Against this environment, Nexon has continued to record annual increases in engagement.

“This reflects a deliberate approach where we listen to our people, measure what matters, benchmark against the market and take targeted action aligned to our business priorities,” Calandra said.

Beyond HR metrics: linking people and customer outcomes

The next phase of Nexon’s analytics journey is to tie workforce data more explicitly to customer outcomes – for example, testing whether customer satisfaction improves when clients work with highly engaged teams.

“This type of analysis helps ensure people insights are not viewed in isolation but are directly connected to the experience we deliver to our customers,” said Calandra.

To avoid tunnel vision, Nexon also triangulates internal data with market benchmarks and business strategy, ensuring HR is not simply “reporting numbers” but actively shaping workforce plans.

AI, hype and the fundamentals of data integrity

Like many organisations, Nexon is exploring artificial intelligence and its impact on the future of work. But Calandra warns that AI hype must not distract HR from the basics.

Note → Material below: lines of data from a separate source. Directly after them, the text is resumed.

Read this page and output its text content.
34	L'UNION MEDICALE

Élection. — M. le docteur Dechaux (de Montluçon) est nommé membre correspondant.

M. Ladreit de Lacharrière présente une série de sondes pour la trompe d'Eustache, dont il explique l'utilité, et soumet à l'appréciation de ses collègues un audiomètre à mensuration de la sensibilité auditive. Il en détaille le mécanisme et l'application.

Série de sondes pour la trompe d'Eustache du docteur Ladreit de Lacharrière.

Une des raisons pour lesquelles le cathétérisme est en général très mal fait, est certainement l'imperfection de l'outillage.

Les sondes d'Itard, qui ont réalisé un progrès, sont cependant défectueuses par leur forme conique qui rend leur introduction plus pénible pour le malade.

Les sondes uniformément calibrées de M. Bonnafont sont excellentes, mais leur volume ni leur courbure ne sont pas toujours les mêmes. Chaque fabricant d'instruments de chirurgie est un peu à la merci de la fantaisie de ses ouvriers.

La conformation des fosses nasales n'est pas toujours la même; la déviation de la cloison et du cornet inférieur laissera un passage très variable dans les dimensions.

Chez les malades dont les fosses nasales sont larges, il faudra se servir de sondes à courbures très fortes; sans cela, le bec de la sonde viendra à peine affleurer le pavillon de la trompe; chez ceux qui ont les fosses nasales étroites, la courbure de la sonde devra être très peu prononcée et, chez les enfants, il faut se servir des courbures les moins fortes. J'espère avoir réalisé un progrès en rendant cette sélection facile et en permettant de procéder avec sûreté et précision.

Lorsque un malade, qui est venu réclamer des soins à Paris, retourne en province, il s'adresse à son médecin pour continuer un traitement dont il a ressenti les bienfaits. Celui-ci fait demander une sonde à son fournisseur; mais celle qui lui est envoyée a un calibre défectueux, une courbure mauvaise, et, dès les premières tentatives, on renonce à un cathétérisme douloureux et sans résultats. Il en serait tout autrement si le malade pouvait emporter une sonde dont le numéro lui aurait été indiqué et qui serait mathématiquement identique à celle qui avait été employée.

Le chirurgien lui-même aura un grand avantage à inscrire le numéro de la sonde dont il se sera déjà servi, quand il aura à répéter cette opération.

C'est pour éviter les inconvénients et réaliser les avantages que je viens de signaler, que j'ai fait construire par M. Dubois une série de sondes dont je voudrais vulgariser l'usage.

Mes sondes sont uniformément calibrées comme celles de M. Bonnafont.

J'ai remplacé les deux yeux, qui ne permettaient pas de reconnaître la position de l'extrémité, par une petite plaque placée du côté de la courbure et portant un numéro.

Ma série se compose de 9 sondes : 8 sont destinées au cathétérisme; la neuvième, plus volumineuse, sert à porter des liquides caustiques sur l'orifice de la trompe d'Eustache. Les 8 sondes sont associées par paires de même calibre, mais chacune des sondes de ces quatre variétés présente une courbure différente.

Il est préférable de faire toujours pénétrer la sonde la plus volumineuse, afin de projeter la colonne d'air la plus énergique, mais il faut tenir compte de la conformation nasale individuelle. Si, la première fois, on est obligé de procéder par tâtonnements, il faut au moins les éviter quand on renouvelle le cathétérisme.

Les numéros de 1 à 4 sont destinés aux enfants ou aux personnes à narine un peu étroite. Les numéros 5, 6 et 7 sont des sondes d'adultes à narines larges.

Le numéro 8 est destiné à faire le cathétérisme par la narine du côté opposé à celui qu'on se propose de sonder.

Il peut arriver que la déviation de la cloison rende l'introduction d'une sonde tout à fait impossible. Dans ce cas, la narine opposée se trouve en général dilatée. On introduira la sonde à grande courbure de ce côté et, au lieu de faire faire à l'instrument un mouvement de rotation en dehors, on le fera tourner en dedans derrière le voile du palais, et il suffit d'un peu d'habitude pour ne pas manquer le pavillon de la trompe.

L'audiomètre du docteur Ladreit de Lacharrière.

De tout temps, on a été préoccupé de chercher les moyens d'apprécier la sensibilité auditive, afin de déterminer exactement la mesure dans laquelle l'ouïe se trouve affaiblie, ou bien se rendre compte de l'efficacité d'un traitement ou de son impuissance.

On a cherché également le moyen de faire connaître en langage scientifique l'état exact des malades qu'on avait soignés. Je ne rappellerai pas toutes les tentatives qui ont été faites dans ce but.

“Data is only valuable if it can be trusted,” she said. “If the underlying information is inaccurate or inconsistent, organisations risk making decisions based on the wrong insights.”

Nexon therefore puts strong emphasis on validating data, ensuring systems capture the right information and maintaining confidence in how insights are interpreted.

“The ability to collect reliable workforce data, interpret it correctly and use it to make informed decisions remains one of the most critical capabilities for HR leaders today,” Calandra added.

From ‘what we think’ to ‘what the data shows’

Ultimately, Calandra argued, the value of people analytics lies in its application.

“At Nexon our approach is relatively simple. First, ensure the data is accurate and trustworthy. Second, interpret that data within the context of the external market and the organisation’s business priorities. Third, combine those insights with employee perception to understand what truly matters to your workforce,” she said.

From there, HR can design targeted initiatives and, crucially, measure whether they are delivering the intended impact.

Research has long linked highly engaged teams with stronger outcomes – from higher customer ratings and profitability to lower turnover. For Calandra, connecting those dots is what turns HR into a strategic partner.

“The key shift is moving from asking ‘what do we think is happening?’ to asking ‘what is the data telling us?’” she said. “When HR adopts this mindset, people strategies become more targeted, more measurable and ultimately far more effective.”